Is there any update on the problem or fix and a potential eta or
Not really. It depends a bit on how difficult it is to solve the more fundamental issue I ran into while looking at this.
For functions I would like to move to similar behaviour as for classes: if given some function we can identify a single unique definition we "fold" all the declarations into that definition, if we cannot find such a definition we do nothing (so you'll see what you see now). The latter can happen when there's no definition, or when there are multiple implementations (across different binaries). This is of course an approximation of what is going on. We cannot statically analyse the dynamic loading behaviour.
We merged a PR that implements this behaviour. This should be available in CodeQL 2.16.0.
We unfortunately had to revert the change due to performance problems. Re-opening this issue.
@jketema , any idea on an ETA of a change?

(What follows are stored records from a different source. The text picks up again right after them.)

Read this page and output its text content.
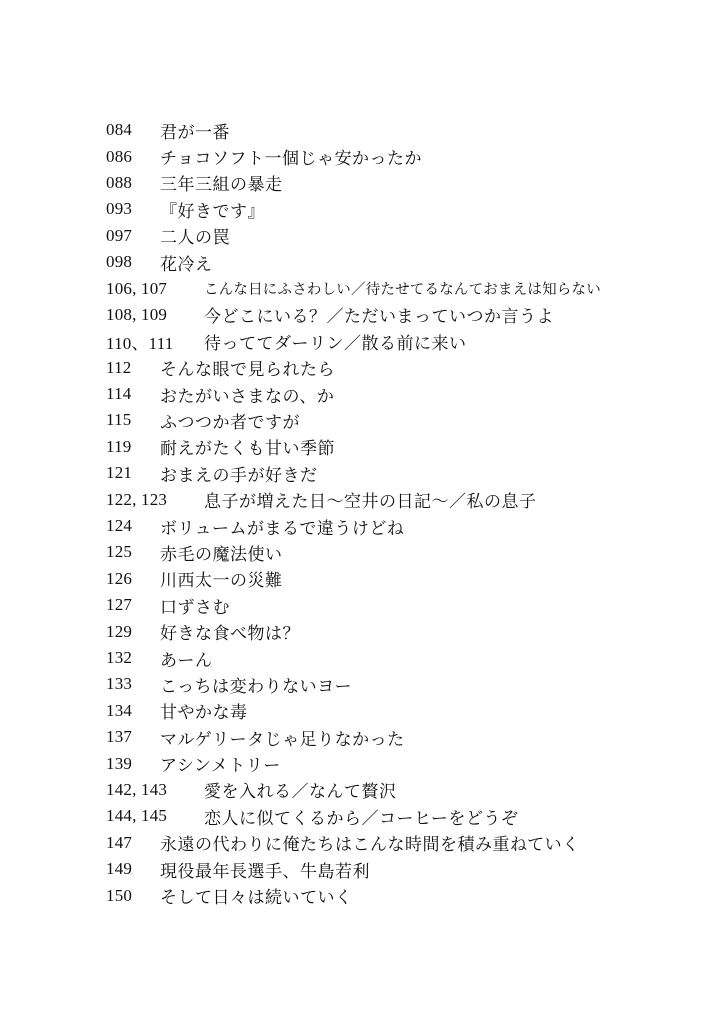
084	君が一番
086	チョコソフト一個じゃ安かったか
088	三年三組の暴走
093	『好きです』
097	二人の罠
098	花冷え
106, 107	こんな日にふさわしい／待たせてるなんておまえは知らない
108, 109	今どこにいる？／ただいまっていつか言うよ
110、111	待っててダーリン／散る前に来い
112	そんな眼で見られたら
114	おたがいさまなの、か
115	ふつつか者ですが
119	耐えがたくも甘い季節
121	おまえの手が好きだ
122, 123	息子が増えた日〜空井の日記〜／私の息子
124	ボリュームがまるで違うけどね
125	赤毛の魔法使い
126	川西太一の災難
127	口ずさむ
129	好きな食べ物は？
132	あーん
133	こっちは変わりないヨー
134	甘やかな毒
137	マルゲリータじゃ足りなかった
139	アシンメトリー
142, 143	愛を入れる／なんて贅沢
144, 145	恋人に似てくるから／コーヒーをどうぞ
147	永遠の代わりに俺たちはこんな時間を積み重ねていく
149	現役最年長選手、牛島若利
150	そして日々は続いていく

I.e., should we expect regressions in the near future on our end or do you think we will have a patch in before the next tag release/
Can't say anything about the ETA. There shouldn't be any regressions if you use released versions. This was too late for the last 2.15.x release, and now just won't make it in the 2.16.0.
We've merged a new version of the change https://github.com/github/codeql/pull/15421, which should make it into 2.16.2. Note that the change will only have an effect on databases created with 2.16.2 and later.